Mary O'Hara

Composer

  • Born: July 10, 1885
  • Birthplace: Cape May Point, New Jersey
  • Died: October 14, 1980
  • Place of death: Chevy Chase, Maryland

Biography

Mary O’Hara Alsop was born on July 10, 1885, in Cape May Point, New Jersey, one of four children. Her father was Reese Fell Alsop, an Episcopal minister, and her mother was Mary Lee Spring Alsop. In part because she was often ill as a child, Alsop never attended school; instead, she was privately tutored while the family was at home in Brooklyn Heights, New York. She learned other languages and music during extended stays in Europe. She also became an accomplished pianist and violinist.
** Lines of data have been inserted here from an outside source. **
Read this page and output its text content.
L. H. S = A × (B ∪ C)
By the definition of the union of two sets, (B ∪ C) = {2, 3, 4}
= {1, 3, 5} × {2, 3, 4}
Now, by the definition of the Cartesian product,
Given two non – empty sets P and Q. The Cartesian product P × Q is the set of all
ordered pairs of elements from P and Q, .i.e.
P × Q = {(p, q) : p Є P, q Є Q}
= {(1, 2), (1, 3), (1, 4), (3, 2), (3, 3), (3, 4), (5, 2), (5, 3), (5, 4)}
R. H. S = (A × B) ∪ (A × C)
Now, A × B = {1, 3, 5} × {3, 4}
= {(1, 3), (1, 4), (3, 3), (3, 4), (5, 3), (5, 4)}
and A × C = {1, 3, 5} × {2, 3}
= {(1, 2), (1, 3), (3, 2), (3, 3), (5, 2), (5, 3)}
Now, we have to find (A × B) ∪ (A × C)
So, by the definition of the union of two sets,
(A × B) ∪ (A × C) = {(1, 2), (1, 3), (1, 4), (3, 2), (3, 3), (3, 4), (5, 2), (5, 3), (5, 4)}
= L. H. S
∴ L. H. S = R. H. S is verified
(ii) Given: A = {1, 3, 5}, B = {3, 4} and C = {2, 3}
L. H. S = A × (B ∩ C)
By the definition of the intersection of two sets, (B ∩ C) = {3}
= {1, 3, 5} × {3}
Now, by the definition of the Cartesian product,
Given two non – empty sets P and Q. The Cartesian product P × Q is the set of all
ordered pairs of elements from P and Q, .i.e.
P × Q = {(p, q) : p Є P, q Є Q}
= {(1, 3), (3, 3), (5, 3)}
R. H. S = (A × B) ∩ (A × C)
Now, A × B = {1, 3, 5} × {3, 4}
In 1905, she married her third cousin, Kent Kane Parrot, and moved with him to Los Angeles, California. She became a screenwriter for Metro-Goldwyn-Mayer silent pictures, using the name Mary O’Hara. She also gave birth to two children, Mary and Kent. The couple divorced after a few years, and in 1922, she met and married a Swedish actor, Helge Sture-Vasa. After her son Kent entered West Point and young Mary died of Hodgkin’s disease in 1931, Sture-Vasa suggested that he and O’Hara move to Wyoming, where he could raise sheep and she could concentrate on writing.

The change suited O’Hara. She loved the landscape, the horses, and the quiet life at Remount Ranch. In 1940, she went to New York City for a summer course in fiction writing. There she found her training in writing screenplays served her well, for the work she produced in the course was hailed for its vividness and drama. One of the stories she presented in the class became her first and best-known novel, My Friend Flicka (1941), about a boy and his horse in Wyoming. This book led to a sequel, Thunderhead (1943); both books were made into feature films, as was her third novel, Green Grass of Wyoming (1946). During this period she also composed several works for the piano.
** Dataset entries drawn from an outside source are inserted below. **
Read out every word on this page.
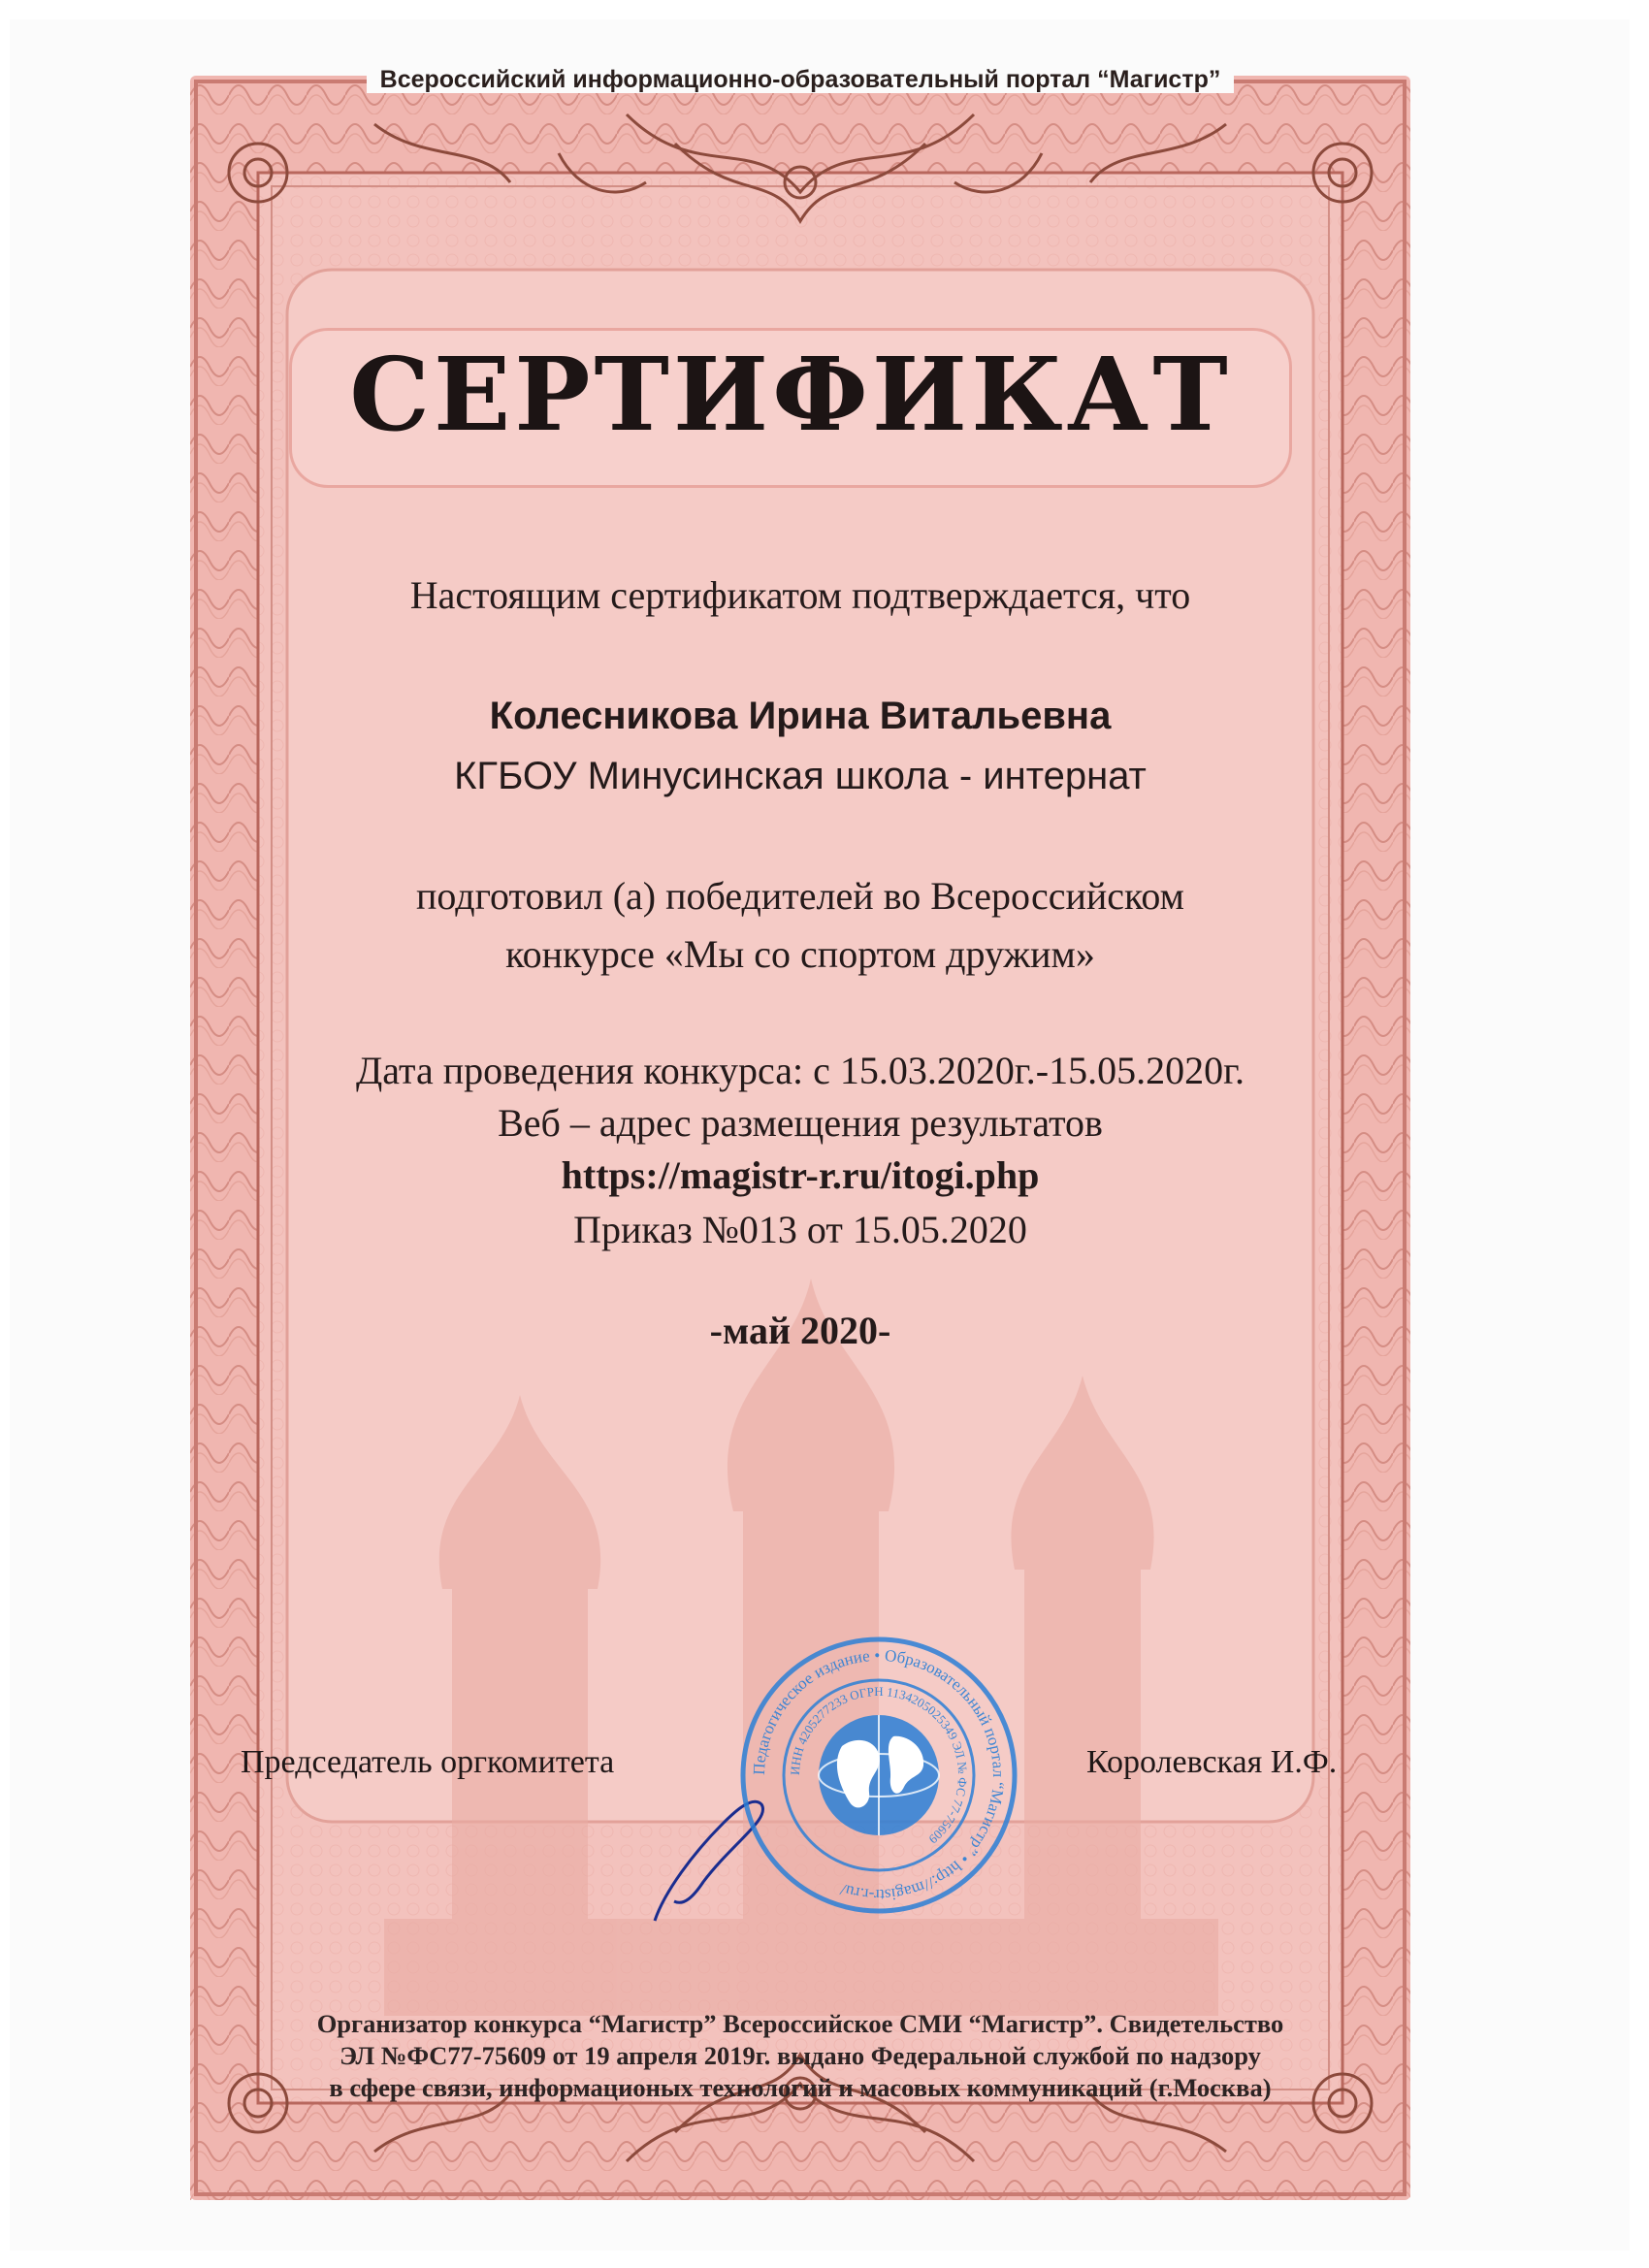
Всероссийский информационно-образовательный портал “Магистр”
СЕРТИФИКАТ
Настоящим сертификатом подтверждается, что
Колесникова Ирина Витальевна
КГБОУ Минусинская школа - интернат
подготовил (а) победителей во Всероссийском
конкурсе «Мы со спортом дружим»
Дата проведения конкурса: с 15.03.2020г.-15.05.2020г.
Веб – адрес размещения результатов
https://magistr-r.ru/itogi.php
Приказ №013 от 15.05.2020
-май 2020-
Председатель оргкомитета	Королевская И.Ф.
Педагогическое издание • Образовательный портал “Магистр” • http://magistr-r.ru/
ИНН 4205277233 ОГРН 1134205025349 ЭЛ № ФС 77-75609
Организатор конкурса “Магистр” Всероссийское СМИ “Магистр”. Свидетельство
ЭЛ №ФС77-75609 от 19 апреля 2019г. выдано Федеральной службой по надзору
в сфере связи, информационых технологий и масовых коммуникаций (г.Москва)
During the 1940’s, O’Hara’s marriage began to unravel. She and her husband sold their ranch and moved to Santa Monica, California, hoping the change would help bring them back together, but in 1947 they divorced, and O’Hara legally changed her name from her married name back to Mary O’Hara Alsop. The following year she moved back to Connecticut, and eventually settled in Chevy Chase, Maryland. She continued writing novels about the West, and wrote a musical, The Catch Colt (1964), and adapted it as a novel in 1979.
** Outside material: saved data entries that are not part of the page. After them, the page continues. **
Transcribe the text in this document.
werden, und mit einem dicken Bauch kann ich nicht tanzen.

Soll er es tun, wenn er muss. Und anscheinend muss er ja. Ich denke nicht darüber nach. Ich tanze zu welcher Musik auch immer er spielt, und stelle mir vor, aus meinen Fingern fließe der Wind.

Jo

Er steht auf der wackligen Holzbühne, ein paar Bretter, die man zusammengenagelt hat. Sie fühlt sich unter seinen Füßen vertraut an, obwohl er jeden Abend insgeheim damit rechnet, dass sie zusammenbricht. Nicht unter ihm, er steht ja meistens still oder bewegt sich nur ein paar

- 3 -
O’Hara died of arteriosclerosis on October 14, 1980. Her autobiography, Flicka’s Friend: The Autobiography of Mary O’Hara, was published in 1982, although she had begun writing it in 1975 after a successful battle with breast cancer. O’Hara’s most important work was My Friend Flicka, which was a successful novel and film; it was translated into several languages, and adapted as a television series in 1957.